- No, Goldman Didn't Have to Say It Was Short The Atlantic's Megan McArdle is frustrated with Sen. Carl Levin's continued question--"Shouldn't Goldman have told buyers that it was short?" The answer, she says, is no. "It is true that clients would like to know what Goldman is doing, but it's also true that the seller of the house I just bid on would like to know what my reservation price is. That doesn't mean that I have some obligation to disclose this information."

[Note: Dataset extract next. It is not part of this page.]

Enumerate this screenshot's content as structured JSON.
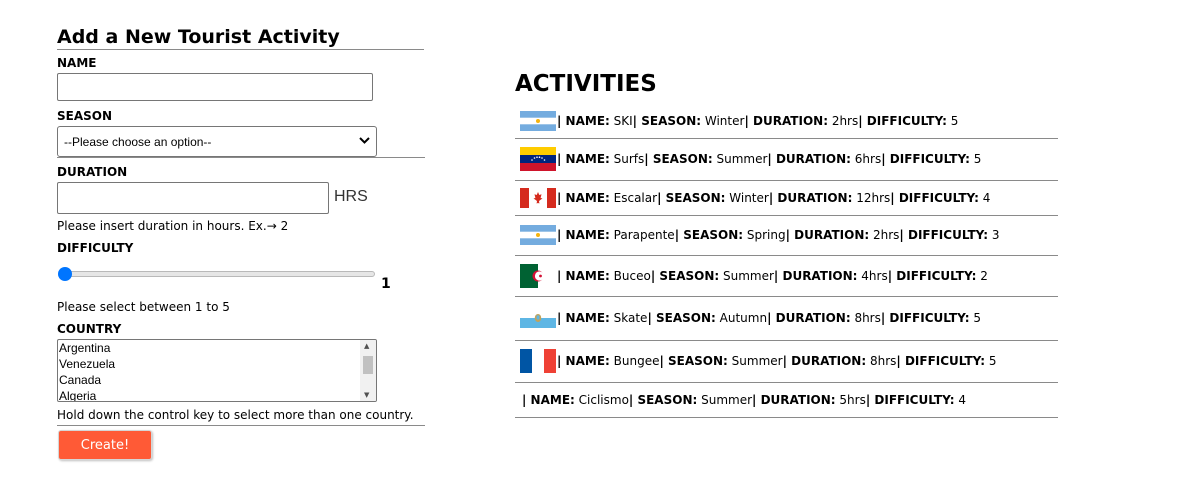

- Is This It? "Goldman Sachs stock soars as market realizes senators are just full of hot air," tweets Henry Blodget of Business Insider, who has been skeptical of the SEC suit from the beginning. Reuters's James Pethokoukis is similarly unimpressed: "Goldman Sachs on Capitol Hill. Once again, they are the smartest guys in the room," he says. "The level of ignorance of trading on this Senate committee is staggering," agrees former White House spokesman Tony Fratto. "Can't they bring in specialists to ask questions?" Pethokoukis continues. He points out that there is a precedent for this. "Oh, wait, this really isn't about getting information," he writes. Megan McArdle, taking to Twitter, is just confused: "Senator Levin seems to be angry that Goldman Sachs didn't lose a bunch of money so they'd require a bigger bailout."
- Sen. McCaskill Brings Down the House Business Insider's Joe Weisenthal
marvels over Missouri Democrat Claire McCaskill's grilling of the
Goldman employees, finding it "the most compelling exchange so far" in
the early afternoon:
Sen. Clair McCaskill of Missouri is hammering Goldman, comparing it to a bookie, and demanding to know what the firm's "vig" is.
Obviously the questioning is making the Goldmanites very uncomfortable, since they can't really acknowledge that they're playing the role of bookie, even though that's exactly what they are. Market maker is just a fancy word for that.
- Scandalous Time's Barbara Kiviat calls the hearing "fantastic theater. The kind of theater that makes you want to run to the restroom to vomit." Goldman Sachs top brass, she concludes from the remarks, "still don't get it."
- This Is
About Money--It's the Money We Find Scandalous "As most of the smart
set have pointed out, a fair amount of the berating of Goldman Sachs
execs on the Hill earlier today didn’t really make sense," admits
liberal Matt Yglesias.
"Which just returns to the point that, though we’re reluctant to admit
it in respectable circles in the United States, it's the money as such
that’s the real scandal here. If Lloyd Blankfein were living humbling
on $800,000 a year (i.e., 15-20 times the median household income) and
donating the rest to charity then I think you’d have to say that what's
good for Goldman Sachs is good for the world."
- 'You Can't Handle the Truth' Business blogger Bill McBride at Calculated Risk posts an anonymous reworking of the famous Jack Nicholson monologue from A Few Good Men. An excerpt:
Goldman Sachs has a greater responsibility than you can possibly fathom. You weep for Lehman and you curse derivatives. You have that luxury. You have the luxury of not knowing what we know: that Lehman's death, while tragic, probably saved the financial system. And that Goldman's existence, while grotesque and incomprehensible to you, saves pension funds.
- 'Fab Tourre: "I Feel Sad"' New York Magazine's Jessica Pressler sums up the nearly comical testimony of Fabrice Tourre, the one individual mentioned in the SEC charges and the alleged
engineer of the deal being investigated. She distills the testimony of
three of the other Goldman executives similarly, commenting also that
Dan Sparks is "hot" and Josh Birnbaum is shocked at being asked to
"editorialize about the financial system."